0 weeks ago
Counterpoint News Network ( @counterpointnews )
Lebanon: At the heart of Lebanon's demonstrations is general government corruption. It all began last Thursday when the government announced a series of new taxes, including a $6 monthly fee on calls on free messaging apps like WhatsApp, which was met with immediate backlash. And, though the proposed tax was quickly disposed of, the protests continued on.
At first, citizens drove around on scooters, damaging shops and lighting fires. Since then, the demonstrations have grown into the hundreds of thousands, with people gathering regardless of class, gender, and creed to sing the same songs of resistance.
The target of the action is the leadership, politicians who, according to the Lebanese people, have for too long used their positions of power to benefit their own financial standing.

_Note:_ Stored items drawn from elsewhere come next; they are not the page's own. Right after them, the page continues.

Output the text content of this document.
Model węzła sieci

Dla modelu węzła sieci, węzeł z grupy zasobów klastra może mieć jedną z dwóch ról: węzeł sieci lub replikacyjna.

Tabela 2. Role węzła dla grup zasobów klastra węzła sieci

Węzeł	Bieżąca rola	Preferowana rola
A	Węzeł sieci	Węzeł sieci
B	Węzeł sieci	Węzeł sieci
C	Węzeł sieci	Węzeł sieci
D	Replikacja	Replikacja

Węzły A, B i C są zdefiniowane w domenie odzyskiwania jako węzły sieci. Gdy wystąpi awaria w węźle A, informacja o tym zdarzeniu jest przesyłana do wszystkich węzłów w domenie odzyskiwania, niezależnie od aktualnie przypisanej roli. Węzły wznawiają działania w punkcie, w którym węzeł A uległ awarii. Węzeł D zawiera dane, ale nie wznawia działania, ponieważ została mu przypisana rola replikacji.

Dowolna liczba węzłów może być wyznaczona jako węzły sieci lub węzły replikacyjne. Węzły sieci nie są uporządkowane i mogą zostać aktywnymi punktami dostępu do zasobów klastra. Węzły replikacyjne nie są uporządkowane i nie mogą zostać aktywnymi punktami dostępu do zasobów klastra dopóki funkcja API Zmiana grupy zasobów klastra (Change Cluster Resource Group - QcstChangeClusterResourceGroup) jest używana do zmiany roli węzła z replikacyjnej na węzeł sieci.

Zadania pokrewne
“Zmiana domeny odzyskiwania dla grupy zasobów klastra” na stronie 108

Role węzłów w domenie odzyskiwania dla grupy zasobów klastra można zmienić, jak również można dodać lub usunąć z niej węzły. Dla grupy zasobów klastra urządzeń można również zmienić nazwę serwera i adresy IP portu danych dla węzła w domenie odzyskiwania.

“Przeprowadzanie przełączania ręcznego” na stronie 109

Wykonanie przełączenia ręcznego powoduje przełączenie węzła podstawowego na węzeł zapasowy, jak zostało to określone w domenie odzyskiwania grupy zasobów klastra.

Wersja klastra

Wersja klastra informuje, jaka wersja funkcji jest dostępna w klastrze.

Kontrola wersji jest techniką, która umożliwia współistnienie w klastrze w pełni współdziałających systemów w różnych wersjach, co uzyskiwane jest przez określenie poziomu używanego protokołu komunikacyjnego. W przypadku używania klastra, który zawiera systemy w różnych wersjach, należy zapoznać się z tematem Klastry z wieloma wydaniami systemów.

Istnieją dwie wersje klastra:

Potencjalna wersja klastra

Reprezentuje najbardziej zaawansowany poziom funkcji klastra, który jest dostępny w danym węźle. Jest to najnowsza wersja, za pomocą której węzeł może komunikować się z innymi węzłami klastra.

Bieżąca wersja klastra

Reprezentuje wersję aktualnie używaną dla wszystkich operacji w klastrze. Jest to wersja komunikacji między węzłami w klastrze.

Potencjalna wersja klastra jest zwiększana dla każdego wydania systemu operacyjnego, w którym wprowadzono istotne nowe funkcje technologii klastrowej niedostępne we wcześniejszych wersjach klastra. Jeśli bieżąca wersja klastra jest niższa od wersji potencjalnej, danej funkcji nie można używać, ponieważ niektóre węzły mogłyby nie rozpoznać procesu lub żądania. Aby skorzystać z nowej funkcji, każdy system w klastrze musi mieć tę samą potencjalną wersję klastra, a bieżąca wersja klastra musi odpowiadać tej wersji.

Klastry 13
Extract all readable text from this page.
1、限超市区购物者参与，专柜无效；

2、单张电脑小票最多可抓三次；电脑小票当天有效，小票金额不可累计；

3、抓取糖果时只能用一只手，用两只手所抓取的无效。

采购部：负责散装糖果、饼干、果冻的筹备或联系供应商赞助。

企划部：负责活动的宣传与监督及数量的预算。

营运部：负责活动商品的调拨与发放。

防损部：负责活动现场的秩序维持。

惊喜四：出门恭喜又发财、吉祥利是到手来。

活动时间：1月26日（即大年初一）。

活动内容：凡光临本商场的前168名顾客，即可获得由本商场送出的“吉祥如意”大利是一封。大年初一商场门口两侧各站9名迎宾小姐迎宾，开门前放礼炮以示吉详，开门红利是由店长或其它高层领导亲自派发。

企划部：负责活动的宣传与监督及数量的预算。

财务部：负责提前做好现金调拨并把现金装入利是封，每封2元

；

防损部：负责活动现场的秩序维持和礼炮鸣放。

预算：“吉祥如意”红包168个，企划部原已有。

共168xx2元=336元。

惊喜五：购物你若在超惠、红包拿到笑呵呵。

On top of this, the economy has suffered. Lebanon has one of the highest levels of public debt worldwide, and its currency continues to fall in value.
In addition to scrapping the proposed tax, the Lebanese government passed a series of measures (similar to Chile) which it hoped would settle grievances. Included in the legislation are steps to cut Lebanon's deficit, cutting politicians' salaries in half and providing financial aid to families in poverty.
In an address on the topic of the reforms, Prime Minister Saad Hariri said that while the protesters’ grievances had been heard, "These decisions are not designed as a trade-off... They are not to ask you to stop expressing your anger. That is your decision to make."
Whether this is a threat or an acknowledgment of the people’s right to speech, only time, as it seems in the case of Chile and Hong Kong as well, can tell.